American Football

T.Y. Hilton’s first catch as a Cowboy was exactly what the front office paid him for


NFL: Philadelphia Eagles at Dallas Cowboys
Kevin Jairaj-USA TODAY Sports

The saying continues to ring true: big-time players make big-time plays.

It took just one go route for T.Y. Hilton to cement himself in the laundry list of Cowboys lore.

When signed, Hilton was always meant to be a third-down, clutch-option receiver that the offense could go to in tough times, mainly supplementing what Dallas already had at receiver. This was certainly the case as the Cowboys trailed the backup-quarterback led Philadelphia Eagles in the fourth quarter while staring down the barrel of a third-and-30.

Kellen Moore had been reaching into his bag all night but went with a simple scheme that proved effective, get T.Y. Hilton the ball deep. Hilton danced off of the line of scrimmage and made more than enough room from his defenders for Dak Prescott to drop a 52-yard gift right into his breadbasket.
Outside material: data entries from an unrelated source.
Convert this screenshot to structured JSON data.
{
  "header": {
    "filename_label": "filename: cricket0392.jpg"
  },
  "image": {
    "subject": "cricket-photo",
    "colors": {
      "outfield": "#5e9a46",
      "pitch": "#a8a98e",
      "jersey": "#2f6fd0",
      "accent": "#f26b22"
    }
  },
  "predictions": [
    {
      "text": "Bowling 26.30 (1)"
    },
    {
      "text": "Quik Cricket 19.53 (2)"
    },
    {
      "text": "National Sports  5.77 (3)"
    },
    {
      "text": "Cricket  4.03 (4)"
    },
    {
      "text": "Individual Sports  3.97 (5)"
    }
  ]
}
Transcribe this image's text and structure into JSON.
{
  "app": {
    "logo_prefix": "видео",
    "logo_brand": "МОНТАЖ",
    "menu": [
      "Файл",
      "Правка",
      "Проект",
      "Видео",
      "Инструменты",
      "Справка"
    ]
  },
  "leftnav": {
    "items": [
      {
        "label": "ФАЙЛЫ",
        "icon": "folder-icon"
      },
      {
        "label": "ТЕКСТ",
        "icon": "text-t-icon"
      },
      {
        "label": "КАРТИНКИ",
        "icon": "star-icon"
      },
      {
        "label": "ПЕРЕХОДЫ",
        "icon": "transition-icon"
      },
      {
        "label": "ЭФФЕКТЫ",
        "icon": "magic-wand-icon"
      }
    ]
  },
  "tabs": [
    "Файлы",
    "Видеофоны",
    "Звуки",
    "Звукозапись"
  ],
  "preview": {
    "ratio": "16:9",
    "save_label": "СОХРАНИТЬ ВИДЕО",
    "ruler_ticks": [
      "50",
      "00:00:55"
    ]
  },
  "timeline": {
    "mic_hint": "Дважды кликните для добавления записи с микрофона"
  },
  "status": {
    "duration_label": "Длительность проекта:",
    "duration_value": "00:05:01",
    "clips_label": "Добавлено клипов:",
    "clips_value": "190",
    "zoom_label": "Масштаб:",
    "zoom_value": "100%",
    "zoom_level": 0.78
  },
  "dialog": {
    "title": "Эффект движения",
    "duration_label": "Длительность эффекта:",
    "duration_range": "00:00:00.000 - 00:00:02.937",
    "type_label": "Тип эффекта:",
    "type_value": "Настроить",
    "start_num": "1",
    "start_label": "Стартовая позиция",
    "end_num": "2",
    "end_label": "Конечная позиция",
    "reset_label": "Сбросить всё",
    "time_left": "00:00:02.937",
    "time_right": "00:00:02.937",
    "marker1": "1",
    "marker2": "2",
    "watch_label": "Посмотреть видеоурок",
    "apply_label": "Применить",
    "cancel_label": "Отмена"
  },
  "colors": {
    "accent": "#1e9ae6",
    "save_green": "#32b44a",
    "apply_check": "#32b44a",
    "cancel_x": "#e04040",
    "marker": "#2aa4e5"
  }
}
Just in time for the season.

It’s not an exaggeration to say that there are some, even in the Cowboys organization, who are disappointed that Odell Beckham Jr. is not going to help Dallas in its eventual playoff run. It may even be true that the acquisition of T.Y. Hilton was met with some lack of motivation by fans because it was an undercut of the star celebrity (Beckham) that was all but promised.

Luckily for the Cowboys, Hilton performed exactly to the role that he was signed for — a veteran playmaker that knows how to make clutch catches when his team needs him most. Hilton was never intended to be a top-3 option ahead of receivers who have been in the system for an entire season, but a crutch to be leaned on in dire situations like the one the Cowboys found themselves in on Saturday evening. Without Hilton’s reception, Dallas is in the hole with the game on the line faced with a fourth down and 30.

He may not be the thousand-yard receiver he was a few seasons ago while a member of the Indianapolis Colts, but he brings a lot of talent and experience to a Dallas receiving corps that is not doing so hot outside of the No. 1 threat Ceedee Lamb.

Among current Cowboys receivers before week 17, Michael Gallup and Noah Brown ranked 105 and 110 respectively in separation rank (out of 121 eligible players). This stat isn’t the end-all-be-all, but when it comes to defensive backs like the ones that the Eagles boast, it’s not a head-scratcher to find out that Hilton’s one catch eclipsed those two receivers’ total yards by triple.

Hilton also baited Darius Slay into a penalty just by jumping off the line of scrimmage and pressing into him. Hilton being guarded by Slay says enough about the threat he brings, but to embarrass the Eagles’ star in his first reps as a Cowboy spells trouble for the rest of the league.

Big Players get Big Moments to Shine

It may have been his first catch of the year, but there are plenty of reasons for Hilton to be out in the slot for arguably the biggest play of the game – Dak Prescott’s trust in the veteran.

That trust was expanded upon in the postgame presser after the come-behind win.

Still, there’s also a reason that Hilton continues to play at the ripe age of 33. Not many would have batted their eyes if he would have hung up his cleats after the team he spent nine years with let him walk, but Dallas fans are sure glad he didn’t. Instead, he believed that he still is one of the best receivers in the realm of professional football.

“I can still play. If you don’t think I can play, then that’s on you. I can still get open,” Hilton said to media after the game. “I don’t have to be fast. I can be slow. I can still get open. But I’m still fast. Double [CeeDee Lamb] and leave me, whatever you choose, you’re in trouble.”

Hilton can pay homage to Lamb for the double-team, but even in limited snaps, he made his made his presence as a weapon known.

All in all, that single catch to help beat the Eagles may be worth the $600,000 that Jerry Jones and company spent in guaranteed money for Hilton. Proven production at a much cheaper cost than the many millions someone else may have been asking for.